At 08:26 AM 4/17/2010, Andy wrote:
>On Fri, Apr 16, 2010 at 6:54 PM, shag carpet bomb <shag at cleandraws.com> wrote:
> > At 10:36 AM 4/16/2010, Eric Beck wrote:
> >>
> >> On Fri, Apr 16, 2010 at 8:31 AM, Andy <andy274 at gmail.com> wrote:
> >>
> >> > He was *my* gateway drug. Wish somebody introduced me to him in
> >> > college.
> >>
> >> Mine too. Maybe that's why, as with my first favorite band, the
> >> Stones, and first favorite writer, Hemingway, I get extremely
> >> embarrassed every time I read/hear them these days.
> >
> > OK. Game time! Name the first album/disc you ever had. The worser the
> > better.
>
>First one I had... Disco Duck.
>
>First one I bought... Super Trouper.
>
>Do I win?

this game is only for losers! :) I forgot to drop the link to my first album, a gift from my aunt. an older friend used to listen to her older brother's album, over and over, after he went to college. she was in lurv, and their song was Muskrat Susie. Thus, my first album was America's History: America's Greatest Hits! because my aunt figured I would like it since my friend, Susie, loved it.

http://en.wikipedia.org/wiki/History:_America's_Greatest_Hits

the first one I bought myself with babysitting money: Manfred Man's Earth Band.
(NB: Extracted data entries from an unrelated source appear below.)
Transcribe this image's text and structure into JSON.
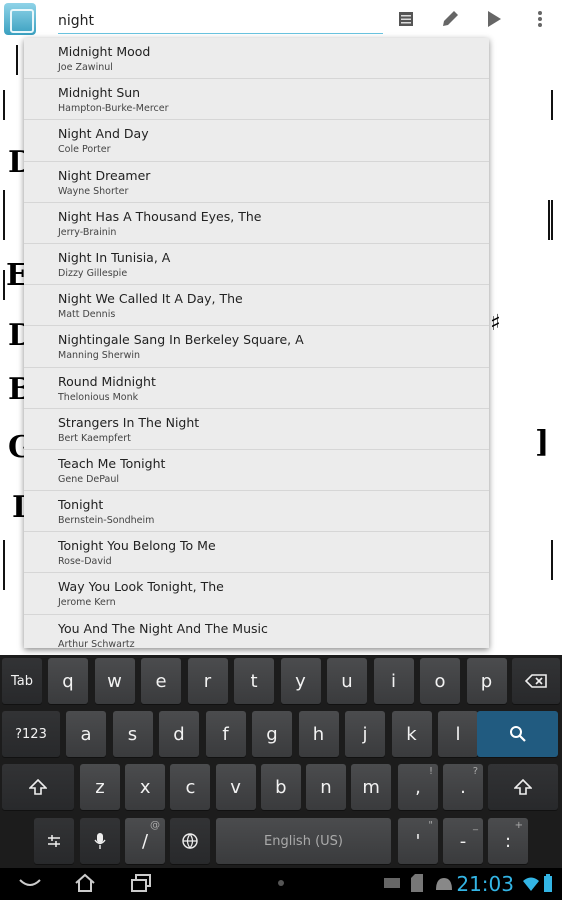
{
  "search": {
    "value": "night"
  },
  "suggestions": [
    {
      "title": "Midnight Mood",
      "composer": "Joe Zawinul"
    },
    {
      "title": "Midnight Sun",
      "composer": "Hampton-Burke-Mercer"
    },
    {
      "title": "Night And Day",
      "composer": "Cole Porter"
    },
    {
      "title": "Night Dreamer",
      "composer": "Wayne Shorter"
    },
    {
      "title": "Night Has A Thousand Eyes, The",
      "composer": "Jerry-Brainin"
    },
    {
      "title": "Night In Tunisia, A",
      "composer": "Dizzy Gillespie"
    },
    {
      "title": "Night We Called It A Day, The",
      "composer": "Matt Dennis"
    },
    {
      "title": "Nightingale Sang In Berkeley Square, A",
      "composer": "Manning Sherwin"
    },
    {
      "title": "Round Midnight",
      "composer": "Thelonious Monk"
    },
    {
      "title": "Strangers In The Night",
      "composer": "Bert Kaempfert"
    },
    {
      "title": "Teach Me Tonight",
      "composer": "Gene DePaul"
    },
    {
      "title": "Tonight",
      "composer": "Bernstein-Sondheim"
    },
    {
      "title": "Tonight You Belong To Me",
      "composer": "Rose-David"
    },
    {
      "title": "Way You Look Tonight, The",
      "composer": "Jerome Kern"
    },
    {
      "title": "You And The Night And The Music",
      "composer": "Arthur Schwartz"
    }
  ],
  "keyboard": {
    "row1": [
      "q",
      "w",
      "e",
      "r",
      "t",
      "y",
      "u",
      "i",
      "o",
      "p"
    ],
    "row2": [
      "a",
      "s",
      "d",
      "f",
      "g",
      "h",
      "j",
      "k",
      "l"
    ],
    "row3": [
      "z",
      "x",
      "c",
      "v",
      "b",
      "n",
      "m"
    ],
    "tab": "Tab",
    "sym": "?123",
    "space": "English (US)",
    "comma": ",",
    "comma_alt": "!",
    "period": ".",
    "period_alt": "?",
    "slash": "/",
    "slash_alt": "@",
    "apostrophe": "'",
    "apostrophe_alt": "\"",
    "dash": "-",
    "dash_alt": "_",
    "colon": ":",
    "colon_alt": "+"
  },
  "status": {
    "time": "21:03"
  },
  "colors": {
    "accent": "#33b5e5",
    "search_key": "#215b80"
  }
}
We were all obsessed with "Blinded by the Light" - the lyrics. Don't recall the album and when I looked it up, the image didn't ring a bell. We were obsessed, our gang of neighborhood girls: What the hell could those lyrics possibly mean, especially sure that "deuce"[1] was really "douche".
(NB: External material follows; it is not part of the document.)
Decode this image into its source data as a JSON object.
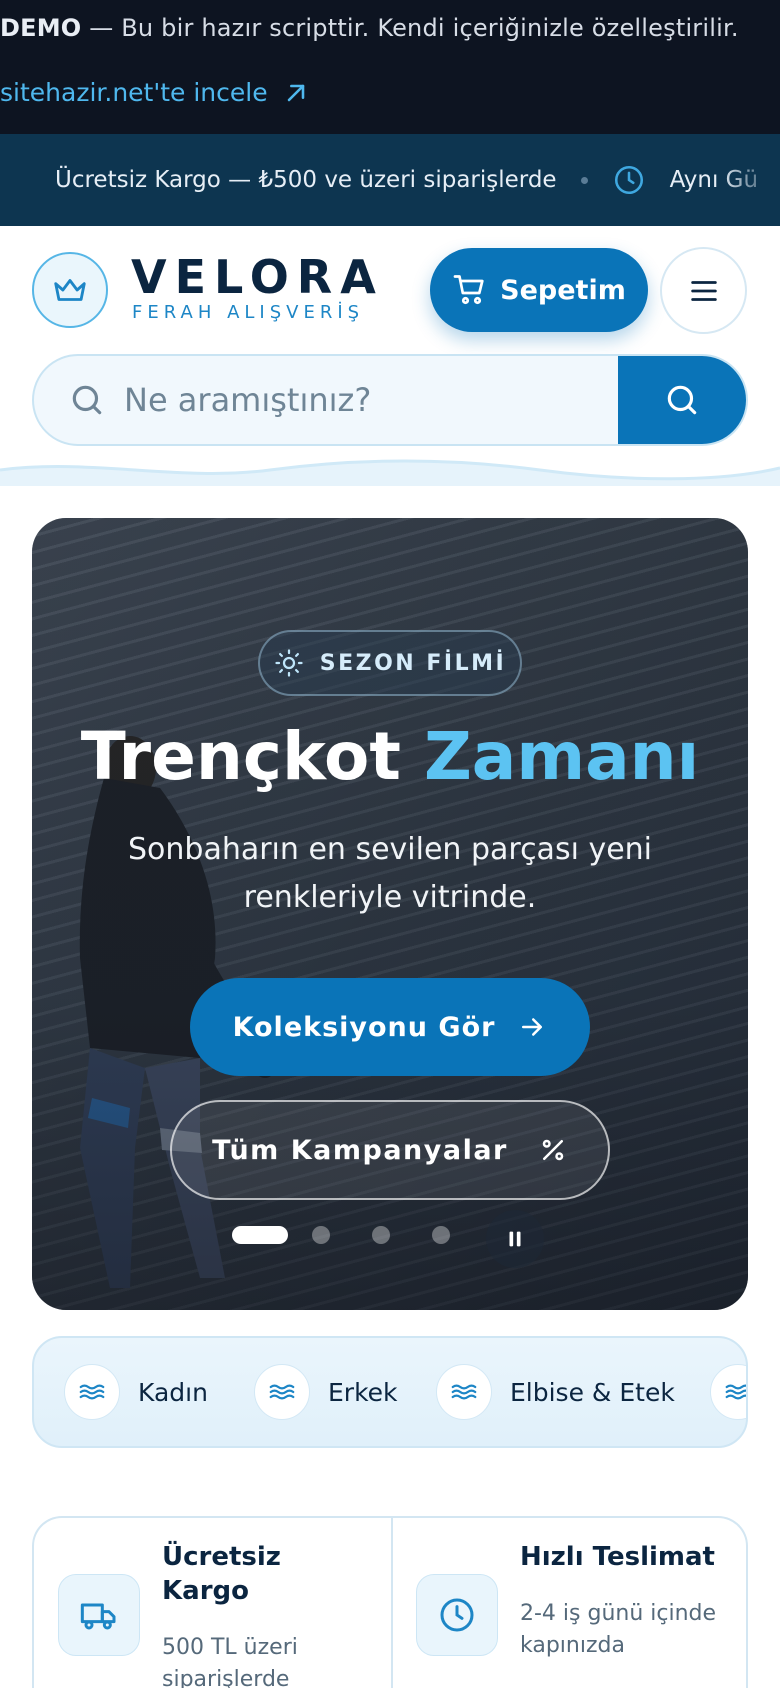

OMG! Douche! They said Douche, and we'd all freak out because it was, in our minds, somehow connected to vaginas and mothers and the stash in the bathroom cupboard that we didn't discuss very much and when we did, well. Summer's Eve wasn't something girls should worry about -- according to moms. In fact, it seem to us that, like shaving our legs, it was something our mothers never wanted us to do. We would come home and beg, beg, beg to shave the fuzz off our legs, so we could be grown up. No way! said the moms. Puzzling!

So we'd walk across the county fairgrounds to Grant's Department Store in a small strip mall with a supermarket and drugstore. it was right across the street from the King Cole bar where dad hung out every so often, on the nights some cranky lady called to bitch because the paperboy had skipped out on his route and dad had to deliver the kid's abandoned route. The few times we'd seen the inside of King Cole, well dang, it was adorned with the characters from Old King Cole, seemed like a nursery rhyme kinda place to us. Dad told us that the fiddler's three showed up, yes indeedy. Why kids weren't allowed, we never understood. And, why was mom pissed when dad's car was parked there? :) [speaking of dad, i can recall one of the 45s he played was 'Countin' Flowers On The Wall'. Holee crap, the lyrics. We all just thought the lyrics, 'playing solitaire till dawn with a deck of 51,' were a hoot. The rest? Didn't pay attention, but dang, who'da thunk such a goofy song was, like, totally DAD! well, yeah, he smoked cigarettes, loved to play cards, and loved Captain Kangaroo, so OK. But the rest.... sooooooooo dad.

Anyway, at the department store, we'd hang out in the record section and paw through the albums reading the lyrics, continually disappointed because it said deuce. What did that mean? infuriating, it was. We were convinced it was purposefully done. They put 'deuce' on the album lyrics because of censorship. They were really singing douche. Because, what the hell was a deuce? Had to be douche, nto that it made more sense, mind.

Also, until now, when I looked it up, I thought a calliope was, oh, a merry-go-round that flew due to a propeller on the top and four angel-wings protruding from the sides. hmmmm. WTF did I get that idea? I'm sure it was some hippy dippy love-in illustration I'd seen somewhere.

[1] According to the Internets(tm), the word deuce in the lyrics is a ref to a 1932 Ford Hotrod.

Speaking of deuce and word history and mangling: Sonshine, at about 14, took to saying, "Mom. I gotta take a douche."

"What?"

"A dump."

"A douche is something women used to use to, supposedly, clean their vaginas. So, how the hell has douche come to mean that? What bizarre twisting of the language? Where'd you boys get that? So weird."

"don't know ma, but i gotta shit!"

Well, I don't recall how he figured it out, but R read a reference somewhere to the fact that in the 1800s people called it "deuce", apparently a way of saying "number 2."

And that is the story of how "take a douche" came to mean "take a dump" among teenaged boys in LimpDick.